Mustafa Ongun: Biz istesek de istemesek de, son zamanlarda yaşananlar ve değişimin genel bir söylem haline gelmesi, önemli değişimlerin kapıda olduğunu göstermektedir

A+A-

 

 

 

 

 

Mustafa Ongun

m_s_logos@yahoo.com

 

Uzun sayılabilecek bir süredir değişim söylemi sıkça kullanılır hale gelmiştir. Değişimin sağ anlayış tarafından bile dile getirilir olması değişim söyleminin ne kadar genelleştiğini ortaya koymaktadır. Biz istesek de istemesek de, son zamanlarda yaşananlar ve değişimin genel bir söylem haline gelmesi, önemli değişimlerin kapıda olduğunu göstermektedir. Bu durumda değişimin gerekliliği üzerinden gelişen tartışmalar anlamını yitirmiş,  yeni sorumuz değişimin hedefi olmuştur diyebiliriz. Kuzey Kıbrıs gibi eşitsizliğin giderek yükseldiği bir toplumda ortak hedeflerden bahsetmek zor olsa da, ortak bir sorundan bahsetmek mümkündür. Azınlık sayılabilecek bazı elitler dışında, Kıbrıstürkü’nün genel olarak siyasi, ekonomik ve (hatta) kültürel bir belirsizlik içerisinde olduğunu rahatlıkla söyleyebiliriz. Toplumun her kesiminden düşünen ve okuyan insanların kafasında kök salmış sorular bu belirsizliklere işaret etmektedir; Kıbrıslıtürkler azınlık mı oluyorlar? Eğer azınlık olmuyorlarsa, neden siyasi irade problemi yaşamaktadırlar? Kıbrıslıtürkler’in ekonomik geleceği nereye gitmektedir? Adanın tekrardan birleşmesi imkansız bir hal mi almıştır? Bu gibi (ve benzeri birçok) cevapsız sorular, bir toplum olarak önemli bir belirsizlik içinde olduğumuzu göstermektedir. Bunun doğru olduğunu kabul ederek ‘ortak hedefimiz var mı’ sorusuna yaklaştığımızda, içinde bulunduğumuz politik, ekonomik ve kültürel belirsizliği mümkün olduğunca ortadan kaldırmayı, ortak bir hedef olarak tasarlayabiliriz.

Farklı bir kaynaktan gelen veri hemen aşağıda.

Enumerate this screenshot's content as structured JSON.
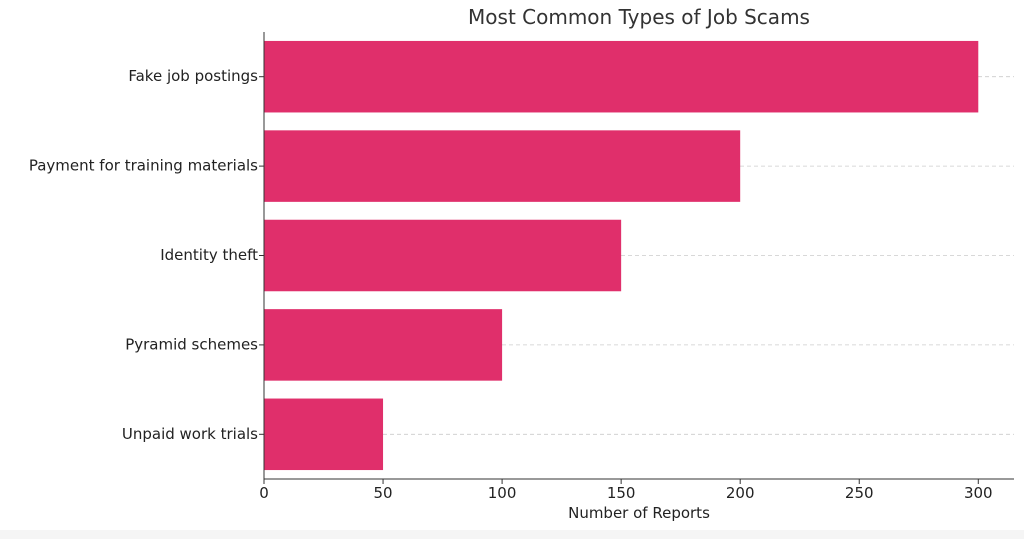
{
  "chart_data": {
    "type": "bar",
    "orientation": "horizontal",
    "title": "Most Common Types of Job Scams",
    "xlabel": "Number of Reports",
    "ylabel": "",
    "categories": [
      "Fake job postings",
      "Payment for training materials",
      "Identity theft",
      "Pyramid schemes",
      "Unpaid work trials"
    ],
    "values": [
      300,
      200,
      150,
      100,
      50
    ],
    "xlim": [
      0,
      315
    ],
    "xticks": [
      "0",
      "50",
      "100",
      "150",
      "200",
      "250",
      "300"
    ],
    "bar_color": "#e02f6b",
    "grid": "horizontal dashed",
    "legend": "none"
  }
}
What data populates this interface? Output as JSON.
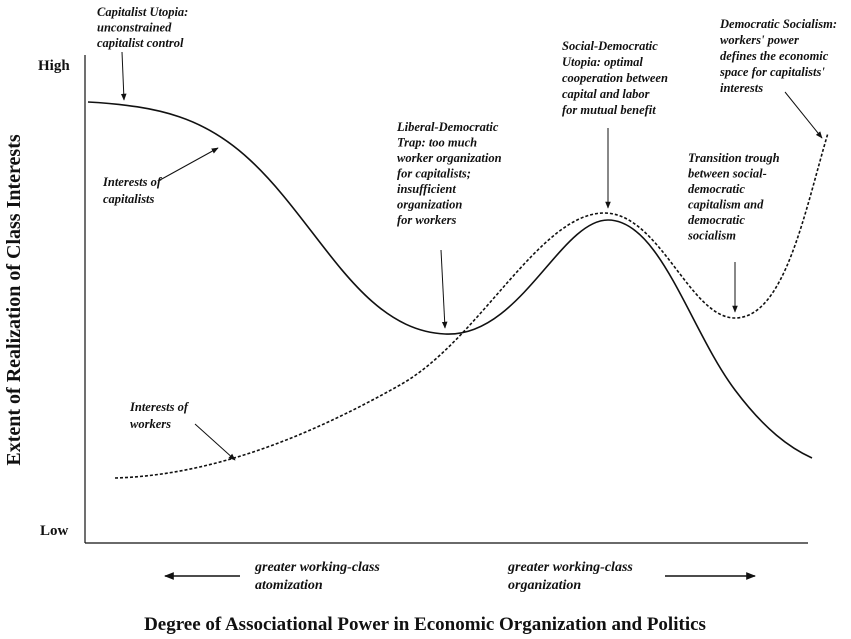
{
  "axes": {
    "y_label": "Extent of Realization of Class Interests",
    "x_label": "Degree of Associational Power in Economic Organization and Politics",
    "y_high": "High",
    "y_low": "Low"
  },
  "annotations": [
    {
      "lines": [
        "Capitalist Utopia:",
        "unconstrained",
        "capitalist control"
      ]
    },
    {
      "lines": [
        "Interests of",
        "capitalists"
      ]
    },
    {
      "lines": [
        "Liberal-Democratic",
        "Trap: too much",
        "worker organization",
        "for capitalists;",
        "insufficient",
        "organization",
        "for workers"
      ]
    },
    {
      "lines": [
        "Social-Democratic",
        "Utopia: optimal",
        "cooperation between",
        "capital and labor",
        "for mutual benefit"
      ]
    },
    {
      "lines": [
        "Democratic Socialism:",
        "workers' power",
        "defines the economic",
        "space for capitalists'",
        "interests"
      ]
    },
    {
      "lines": [
        "Transition trough",
        "between social-",
        "democratic",
        "capitalism and",
        "democratic",
        "socialism"
      ]
    },
    {
      "lines": [
        "Interests of",
        "workers"
      ]
    }
  ],
  "direction": {
    "left": [
      "greater working-class",
      "atomization"
    ],
    "right": [
      "greater working-class",
      "organization"
    ]
  }
}
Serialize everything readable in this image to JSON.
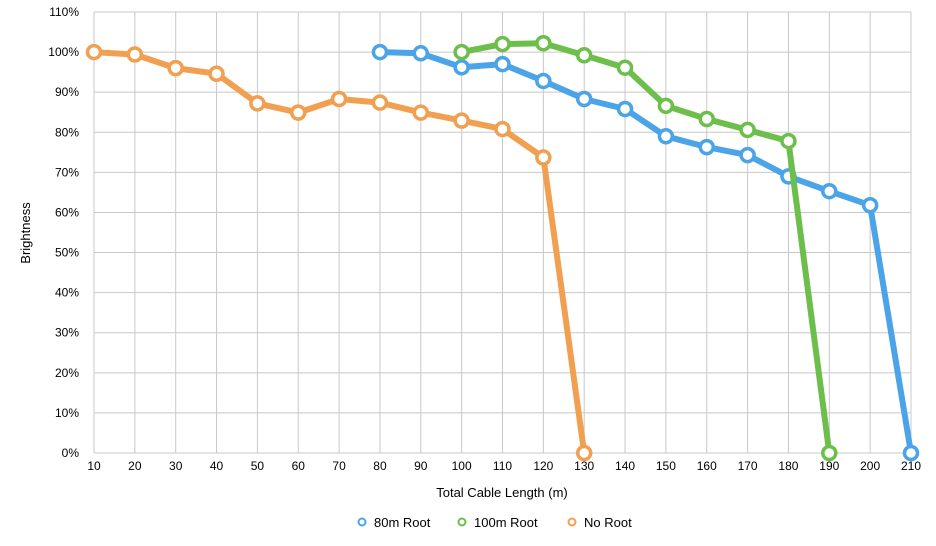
{
  "chart_data": {
    "type": "line",
    "xlabel": "Total Cable Length (m)",
    "ylabel": "Brightness",
    "x_ticks": [
      "10",
      "20",
      "30",
      "40",
      "50",
      "60",
      "70",
      "80",
      "90",
      "100",
      "110",
      "120",
      "130",
      "140",
      "150",
      "160",
      "170",
      "180",
      "190",
      "200",
      "210"
    ],
    "y_ticks": [
      "0%",
      "10%",
      "20%",
      "30%",
      "40%",
      "50%",
      "60%",
      "70%",
      "80%",
      "90%",
      "100%",
      "110%"
    ],
    "xlim": [
      10,
      210
    ],
    "ylim": [
      0,
      110
    ],
    "grid": true,
    "legend_position": "bottom",
    "series": [
      {
        "name": "80m Root",
        "color": "#4BA3E8",
        "x": [
          80,
          90,
          100,
          110,
          120,
          130,
          140,
          150,
          160,
          170,
          180,
          190,
          200,
          210
        ],
        "values": [
          100,
          99.7,
          96.2,
          97,
          92.8,
          88.3,
          85.8,
          79,
          76.3,
          74.3,
          69,
          65.3,
          61.8,
          0
        ]
      },
      {
        "name": "100m Root",
        "color": "#6CBF4A",
        "x": [
          100,
          110,
          120,
          130,
          140,
          150,
          160,
          170,
          180,
          190
        ],
        "values": [
          100,
          102,
          102.2,
          99.2,
          96.1,
          86.6,
          83.3,
          80.6,
          77.8,
          0
        ]
      },
      {
        "name": "No Root",
        "color": "#F0A050",
        "x": [
          10,
          20,
          30,
          40,
          50,
          60,
          70,
          80,
          90,
          100,
          110,
          120,
          130
        ],
        "values": [
          100,
          99.4,
          96,
          94.6,
          87.2,
          84.9,
          88.3,
          87.4,
          84.9,
          82.9,
          80.8,
          73.7,
          0
        ]
      }
    ]
  }
}
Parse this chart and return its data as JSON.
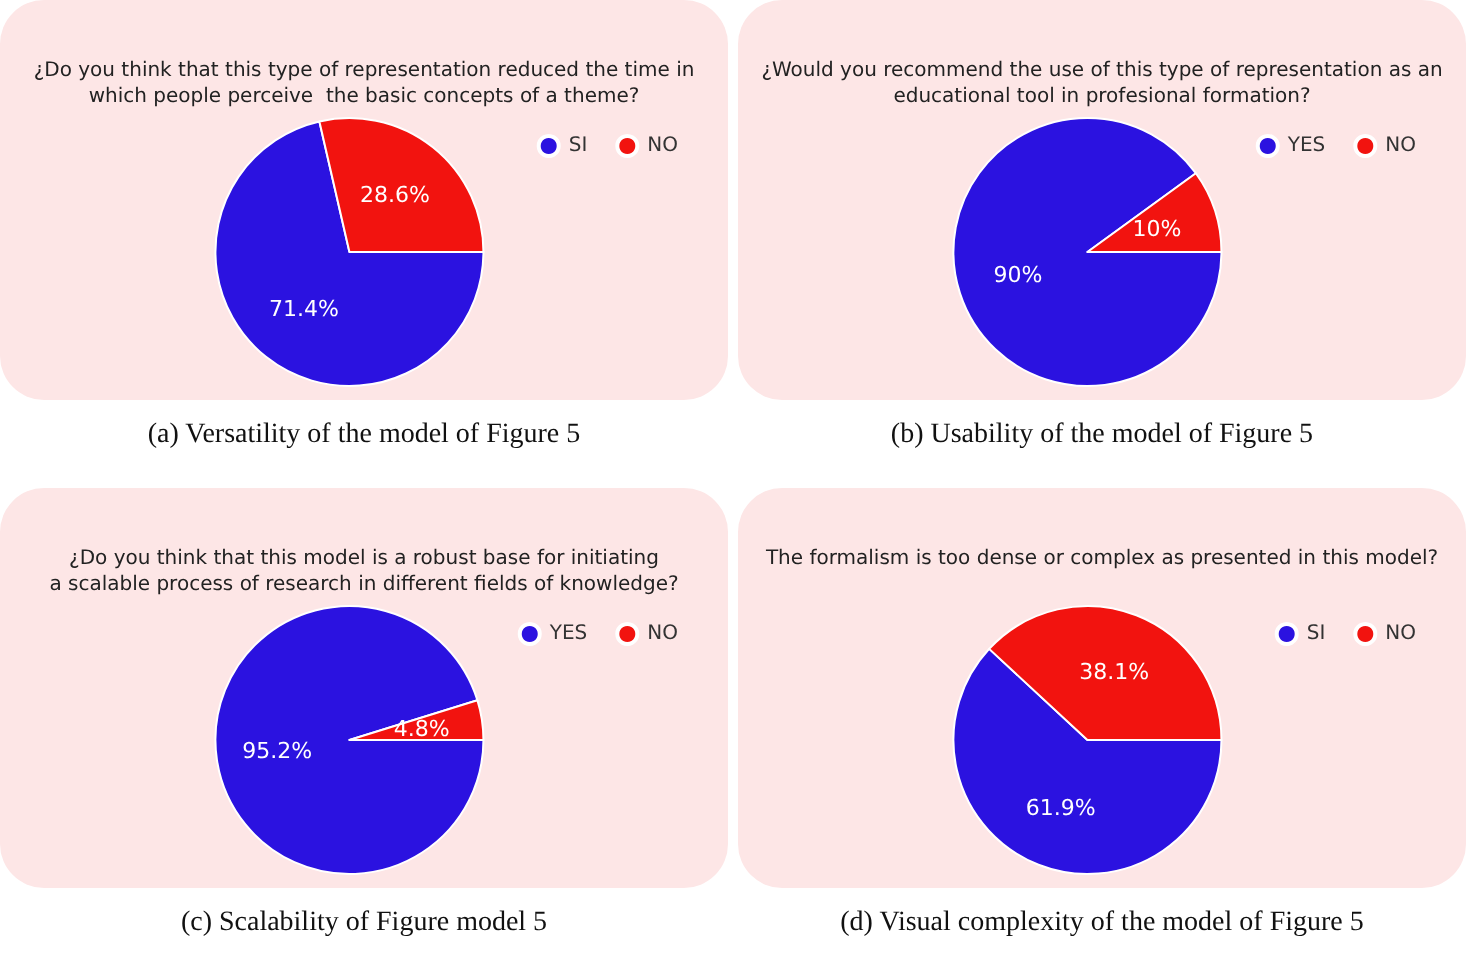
{
  "chart_data": [
    {
      "type": "pie",
      "title": "¿Do you think that this type of representation reduced the time in\nwhich people perceive  the basic concepts of a theme?",
      "categories": [
        "SI",
        "NO"
      ],
      "values": [
        71.4,
        28.6
      ],
      "colors": [
        "#2b12e0",
        "#f2130f"
      ],
      "value_labels": [
        "71.4%",
        "28.6%"
      ],
      "legend": "top right",
      "annotations": [
        "(a) Versatility of the model of Figure 5"
      ]
    },
    {
      "type": "pie",
      "title": "¿Would you recommend the use of this type of representation as an\neducational tool in profesional formation?",
      "categories": [
        "YES",
        "NO"
      ],
      "values": [
        90,
        10
      ],
      "colors": [
        "#2b12e0",
        "#f2130f"
      ],
      "value_labels": [
        "90%",
        "10%"
      ],
      "legend": "top right",
      "annotations": [
        "(b) Usability of the model of Figure 5"
      ]
    },
    {
      "type": "pie",
      "title": "¿Do you think that this model is a robust base for initiating\na scalable process of research in different fields of knowledge?",
      "categories": [
        "YES",
        "NO"
      ],
      "values": [
        95.2,
        4.8
      ],
      "colors": [
        "#2b12e0",
        "#f2130f"
      ],
      "value_labels": [
        "95.2%",
        "4.8%"
      ],
      "legend": "top right",
      "annotations": [
        "(c) Scalability of Figure model 5"
      ]
    },
    {
      "type": "pie",
      "title": "The formalism is too dense or complex as presented in this model?",
      "categories": [
        "SI",
        "NO"
      ],
      "values": [
        61.9,
        38.1
      ],
      "colors": [
        "#2b12e0",
        "#f2130f"
      ],
      "value_labels": [
        "61.9%",
        "38.1%"
      ],
      "legend": "top right",
      "annotations": [
        "(d) Visual complexity of the model of Figure 5"
      ]
    }
  ]
}
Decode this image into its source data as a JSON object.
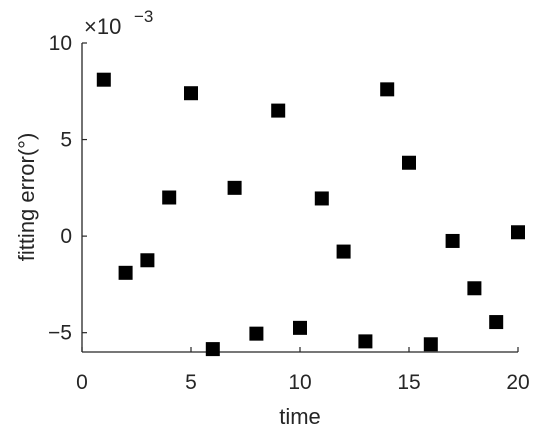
{
  "chart_data": {
    "type": "scatter",
    "xlabel": "time",
    "ylabel": "fitting error(°)",
    "y_multiplier": {
      "base": "×10",
      "exponent": "−3"
    },
    "xlim": [
      0,
      20
    ],
    "ylim": [
      -6,
      10
    ],
    "xticks": [
      0,
      5,
      10,
      15,
      20
    ],
    "xtick_labels": [
      "0",
      "5",
      "10",
      "15",
      "20"
    ],
    "yticks": [
      -5,
      0,
      5,
      10
    ],
    "ytick_labels": [
      "−5",
      "0",
      "5",
      "10"
    ],
    "grid": false,
    "marker": "square",
    "marker_color": "#000000",
    "points": [
      {
        "x": 1,
        "y": 8.1
      },
      {
        "x": 2,
        "y": -1.9
      },
      {
        "x": 3,
        "y": -1.25
      },
      {
        "x": 4,
        "y": 2.0
      },
      {
        "x": 5,
        "y": 7.4
      },
      {
        "x": 6,
        "y": -5.85
      },
      {
        "x": 7,
        "y": 2.5
      },
      {
        "x": 8,
        "y": -5.05
      },
      {
        "x": 9,
        "y": 6.5
      },
      {
        "x": 10,
        "y": -4.75
      },
      {
        "x": 11,
        "y": 1.95
      },
      {
        "x": 12,
        "y": -0.8
      },
      {
        "x": 13,
        "y": -5.45
      },
      {
        "x": 14,
        "y": 7.6
      },
      {
        "x": 15,
        "y": 3.8
      },
      {
        "x": 16,
        "y": -5.6
      },
      {
        "x": 17,
        "y": -0.25
      },
      {
        "x": 18,
        "y": -2.7
      },
      {
        "x": 19,
        "y": -4.45
      },
      {
        "x": 20,
        "y": 0.2
      }
    ]
  }
}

Bu noktada düşünülebilir ki, Denktaş’tan bugüne, neredeyse bütün siyasi oluşumlar özünde bu belirsizlikleri ortadan kaldırma iddiasındadırlar. Sağ siyasi yapılanmanın temel tezleri olan Türk kimliğini öne çıkarmak, TC ile ana-yavru ilişkisini devam ettirmek, belirsizliklere bir çözüm önerisi olarak düşünülebilir. Diğer bir yandan ise sol yapılanmanın savunduğu federal Kıbrıs, TC ile yavru-ana ilişkilerinin iki ayrı siyasi irade ilişkisi üzerine kurulması ve benzeri argümanlar da aslında, belirsizlikleri ortadan kaldırmaya yönelik tezler olarak düşünülebilir. Dolayısıyla değişimi belirsizlikleri ortadan kaldırma hedefine yönelik düşünmek hiç de yeni ve şaşırtıcı bir fikir değildir. Mesele solun ve sağın tezlerinde ne kadar samimi oldukları ve bu tezlerin pratikte belirsizlikleri ortadan kaldırıp kaldıramayacağıdır.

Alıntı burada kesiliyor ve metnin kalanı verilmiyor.